Following the action, Venezuela's state oil company, PdVSA, began directing operations in the region. And while a majority of the big Western companies chose to accept Chavez's nationalization terms and to remain active in the country, ConocoPhillips and ExxonMobil bid Chavez adios.
But Chavez wasn't done. In 2009, his government seized control of the assets of some oilfield-services companies operating in the country. Big entities such as Schlumberger (NYSE: SLB ) were left alone and continued to be paid for their services. But Tulsa-based land driller Helmerich & Payne stated at the time that it expected to forfeit the $116 million that PdVSA then owed it.
...and resulting destruction
All this has resulted in the decline of the Venezuelan oil industry.

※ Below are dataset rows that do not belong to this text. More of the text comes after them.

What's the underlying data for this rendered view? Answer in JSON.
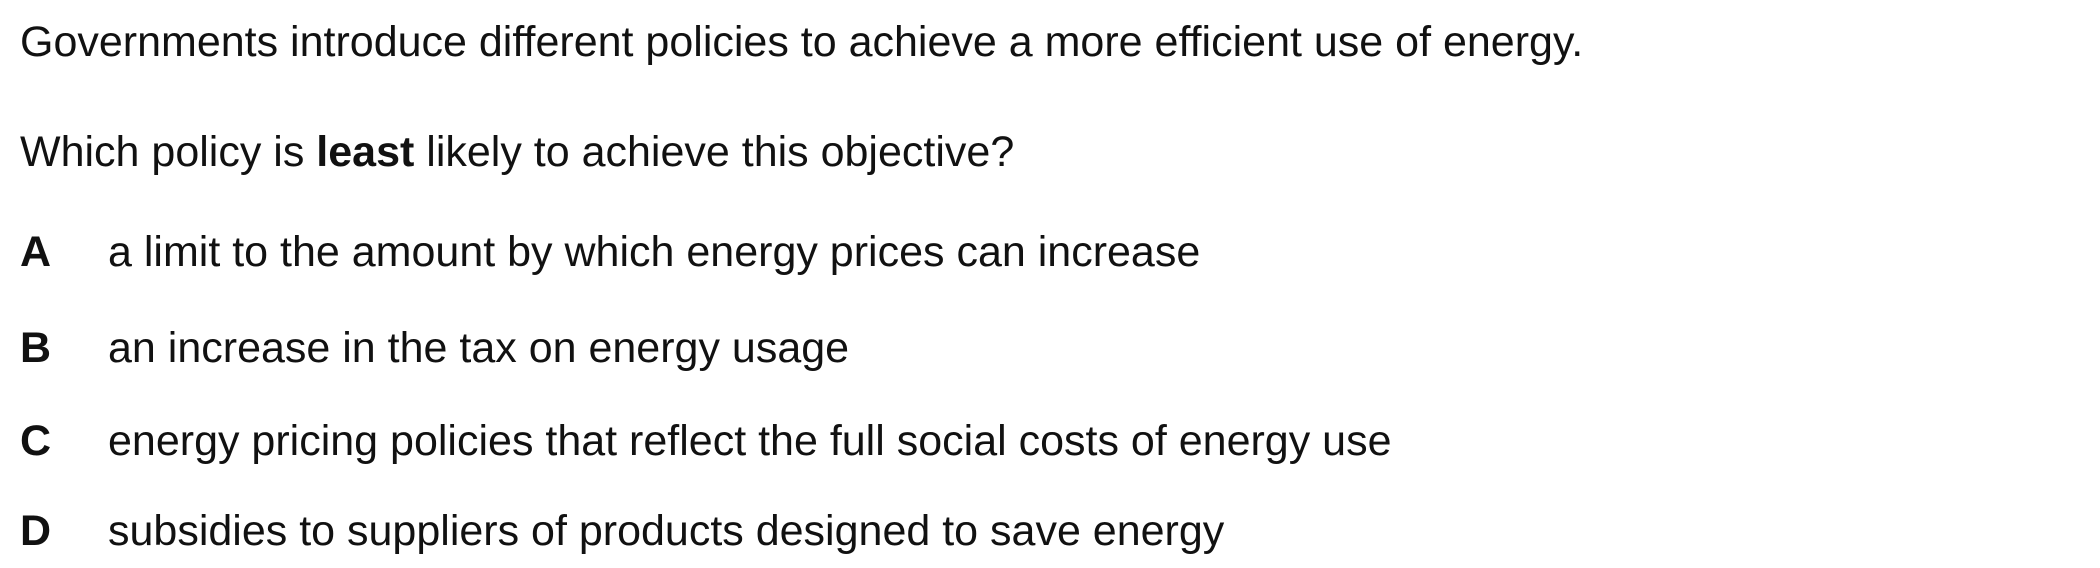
{
  "question": {
    "intro": "Governments introduce different policies to achieve a more efficient use of energy.",
    "stem_before": "Which policy is ",
    "stem_emphasis": "least",
    "stem_after": " likely to achieve this objective?"
  },
  "options": [
    {
      "letter": "A",
      "text": "a limit to the amount by which energy prices can increase"
    },
    {
      "letter": "B",
      "text": "an increase in the tax on energy usage"
    },
    {
      "letter": "C",
      "text": "energy pricing policies that reflect the full social costs of energy use"
    },
    {
      "letter": "D",
      "text": "subsidies to suppliers of products designed to save energy"
    }
  ]
}
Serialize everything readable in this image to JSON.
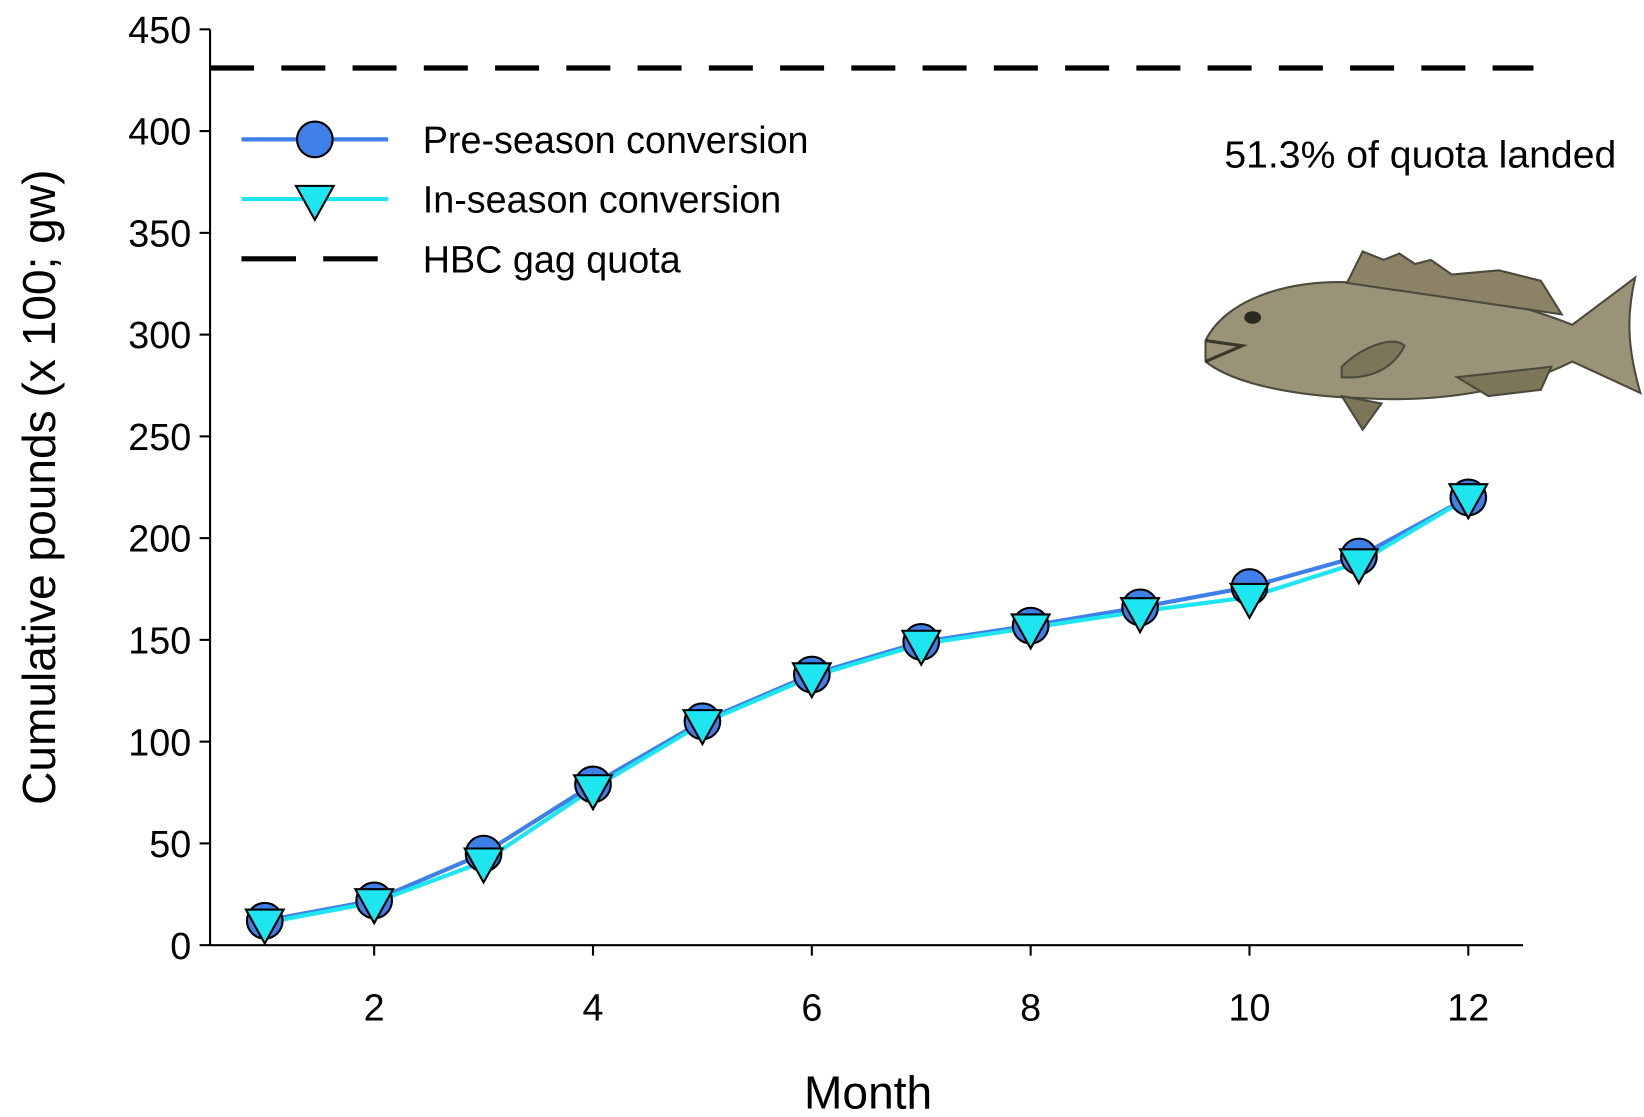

Despite the vast growth in its proven reserves, the country's overall production levels of slightly more than 2.4 million barrels a day have fallen by about a quarter in the past decade. Further, its petroleum exports have plummeted by half in the past decade and a half. Much of that decline has been precipitated by a nearly 40% increase in domestic consumption during approximately the same period.
As you know, Chavez has long been a thorn in the side of the United States. His confidants have tended to be such stellar world leaders as Iranian President Mahmoud Ahmadinejad and Russia's Vladimir Putin. Indeed, at the time of his October re-election, he received a note from Ahmadinejad saying, "This great victory is another endorsement of your successful leadership during your term in office, on the path of justice ... humanitarian values, progress, and the prosperity of the country."
The Foolish takeaway
For now, Chavez's longevity and ultimate successor are key questions relative to world energy alliances in general and the changing role of OPEC in particular. (Recall that at the cartel's meeting in Geneva last month, Iraq, with Iran's support, mounted a challenge to Saudi Arabia for leadership of the group. At least as long as Chavez survives, the Iraq-Iran faction can clearly count on support from Venezuela.)
And so, while the muddled Middle East continues to draw the attention of most investors with a yen for geopolitics and energy, the current volatility of Venezuela absolutely should not be ignored.